The filing also records the issuance upon vesting of 106,823 LTIP Series D partnership units, described as profits interests that may convert into common partnership interests and then into common stock on a one-for-one basis; the filing shows an equivalent of 106,823 common shares underlying those units as directly beneficially owned. The Form 4 was signed under power of attorney by Andrew E. Loope.
Positive
- Retention of equity through vesting: reporting person received vested awards rather than selling in the open market, indicating continued ownership alignment.

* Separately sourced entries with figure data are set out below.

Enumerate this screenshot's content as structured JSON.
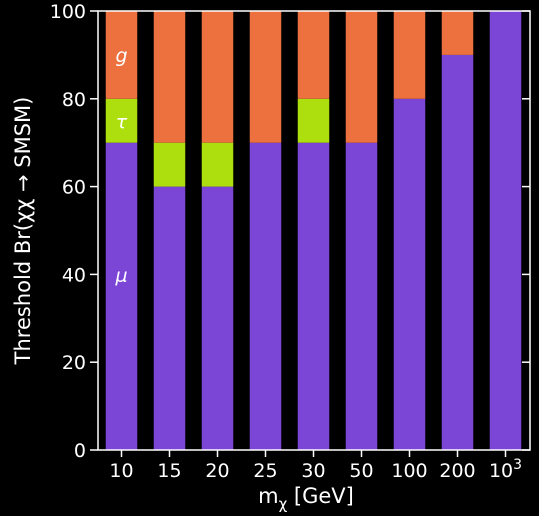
{
  "chart_data": {
    "type": "bar",
    "stacked": true,
    "categories": [
      "10",
      "15",
      "20",
      "25",
      "30",
      "50",
      "100",
      "200",
      "10³"
    ],
    "series": [
      {
        "name": "μ",
        "color": "#7b45d6",
        "values": [
          70,
          60,
          60,
          70,
          70,
          70,
          80,
          90,
          100
        ]
      },
      {
        "name": "τ",
        "color": "#addf0e",
        "values": [
          10,
          10,
          10,
          0,
          10,
          0,
          0,
          0,
          0
        ]
      },
      {
        "name": "g",
        "color": "#ec713f",
        "values": [
          20,
          30,
          30,
          30,
          20,
          30,
          20,
          10,
          0
        ]
      }
    ],
    "xlabel": "m",
    "xlabel_sub": "χ",
    "xlabel_unit": " [GeV]",
    "ylabel": "Threshold Br(χχ → SMSM)",
    "ylim": [
      0,
      100
    ],
    "yticks": [
      0,
      20,
      40,
      60,
      80,
      100
    ],
    "grid": false,
    "background": "#000000",
    "axis_color": "#ffffff"
  }
}
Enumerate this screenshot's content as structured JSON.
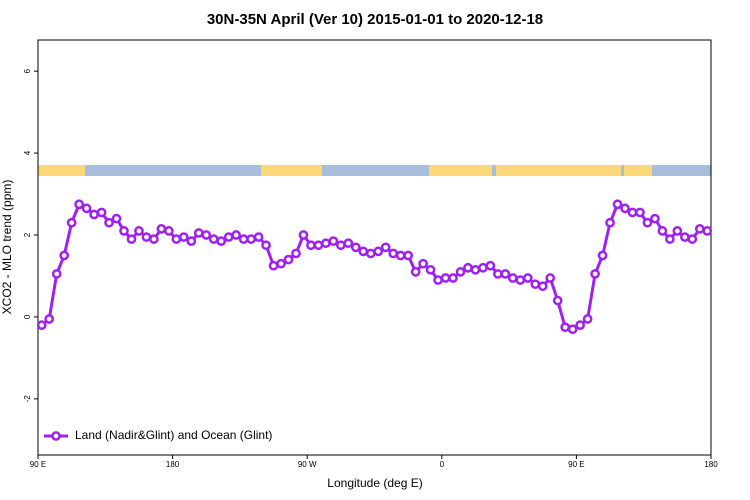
{
  "chart_data": {
    "type": "line",
    "title": "30N-35N April (Ver 10)   2015-01-01 to 2020-12-18",
    "x_label": "Longitude (deg E)",
    "y_label": "XCO2 - MLO trend (ppm)",
    "xlim": [
      90,
      540
    ],
    "ylim": [
      -3.37,
      6.76
    ],
    "xticks": [
      {
        "value": 90,
        "label": "90 E"
      },
      180,
      {
        "value": 270,
        "label": "90 W"
      },
      {
        "value": 360,
        "label": "0"
      },
      {
        "value": 450,
        "label": "90 E"
      },
      {
        "value": 540,
        "label": "180"
      }
    ],
    "yticks": [
      -2,
      0,
      2,
      4,
      6
    ],
    "legend": "bottom-left",
    "x": [
      92.5,
      97.5,
      102.5,
      107.5,
      112.5,
      117.5,
      122.5,
      127.5,
      132.5,
      137.5,
      142.5,
      147.5,
      152.5,
      157.5,
      162.5,
      167.5,
      172.5,
      177.5,
      182.5,
      187.5,
      192.5,
      197.5,
      202.5,
      207.5,
      212.5,
      217.5,
      222.5,
      227.5,
      232.5,
      237.5,
      242.5,
      247.5,
      252.5,
      257.5,
      262.5,
      267.5,
      272.5,
      277.5,
      282.5,
      287.5,
      292.5,
      297.5,
      302.5,
      307.5,
      312.5,
      317.5,
      322.5,
      327.5,
      332.5,
      337.5,
      342.5,
      347.5,
      352.5,
      357.5,
      362.5,
      367.5,
      372.5,
      377.5,
      382.5,
      387.5,
      392.5,
      397.5,
      402.5,
      407.5,
      412.5,
      417.5,
      422.5,
      427.5,
      432.5,
      437.5,
      442.5,
      447.5,
      452.5,
      457.5,
      462.5,
      467.5,
      472.5,
      477.5,
      482.5,
      487.5,
      492.5,
      497.5,
      502.5,
      507.5,
      512.5,
      517.5,
      522.5,
      527.5,
      532.5,
      537.5
    ],
    "series": [
      {
        "name": "Land (Nadir&Glint) and Ocean (Glint)",
        "color": "#a020f0",
        "values": [
          -0.2,
          -0.05,
          1.05,
          1.5,
          2.3,
          2.75,
          2.65,
          2.5,
          2.55,
          2.3,
          2.4,
          2.1,
          1.9,
          2.1,
          1.95,
          1.9,
          2.15,
          2.1,
          1.9,
          1.95,
          1.85,
          2.05,
          2.0,
          1.9,
          1.85,
          1.95,
          2.0,
          1.9,
          1.9,
          1.95,
          1.75,
          1.25,
          1.3,
          1.4,
          1.55,
          2.0,
          1.75,
          1.75,
          1.8,
          1.85,
          1.75,
          1.8,
          1.7,
          1.6,
          1.55,
          1.6,
          1.7,
          1.55,
          1.5,
          1.5,
          1.1,
          1.3,
          1.15,
          0.9,
          0.95,
          0.95,
          1.1,
          1.2,
          1.15,
          1.2,
          1.25,
          1.05,
          1.05,
          0.95,
          0.9,
          0.95,
          0.8,
          0.75,
          0.95,
          0.4,
          -0.25,
          -0.3,
          -0.2,
          -0.05,
          1.05,
          1.5,
          2.3,
          2.75,
          2.65,
          2.55,
          2.55,
          2.3,
          2.4,
          2.1,
          1.9,
          2.1,
          1.95,
          1.9,
          2.15,
          2.1
        ]
      }
    ]
  }
}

- Performance-based LTIP units issued: 106,823 LTIP Series D units were granted/issued upon vesting, aligning compensation with future performance outcomes.
Negative
- Potential dilution: LTIP Series D units may convert into 106,823 common shares on a one-for-one basis, which could increase the outstanding share count if converted.
- Tax withholding reduced direct holdings: 32,058 shares were withheld to satisfy tax obligations, lowering the reporting person’s immediate share count.
Insights
TL;DR: Insider vesting and tax-withholding, plus large LTIP unit conversion potential; governance impact is modest and routine.
The report documents routine equity compensation vesting and withholding rather than an open-market sale. Retaining awards via vesting signals management is remaining invested, while the issuance of 106,823 LTIP Series D units creates a contingent claim that can convert one-for-one into common stock. From a governance standpoint this is a standard executive compensation outcome; monitoring dilution and performance conditions tied to the LTIP is appropriate but the transaction itself is not an unusual corporate governance event.
TL;DR: Transaction reflects tax withholding on vested restricted shares and conversion-eligible performance units; financial impact depends on future conversion and performance outcomes.
This Form 4 shows 32,058 shares withheld to cover tax on vesting and the vesting-triggered issuance of 106,823 LTIP Series D units that are structured as profits interests convertible into partnership interests and then into common stock one-for-one. For investors the key considerations are the conditions under which the LTIP units convert and the potential incremental share count of up to 106,823 common shares. The reported price reference of $16.67 appears as the metric associated with the units and withheld shares but does not reflect an open-market sale.
Insider Trade Summary
| Type | Security | Shares | Price | Value |
|---|---|---|---|---|
| Grant/Award | Partnership Units | 106,823 | $16.67 | $1.78M |
| Tax Withholding | Common Stock | 32,058 | $16.67 | $534K |
Footnotes (1)
- This transaction represents shares withheld by the issuer to satisfy its minimum tax withholding obligation in connection with the vesting of restricted shares previously granted to the reporting person. The partnership units are designated LTIP Series D Units, which is a class of partnership interests in Healthcare Realty Holdings, L.P., a Delaware limited partnership ("HR Holdings"), the operating subsidiary of the Issuer. The units were issued upon the vesting of performance based LTIP Series C Units, previously issued to the reporting person. The partnership units are intended to qualify as profits interests for U.S. federal income tax purposes. Upon achieving equivalent capital account balance per unit, the units are convertible into common partnership interests in HR Holdings and then may be converted into common stock of the Issuer on a one-for-one basis. The partnership units have no expiration date.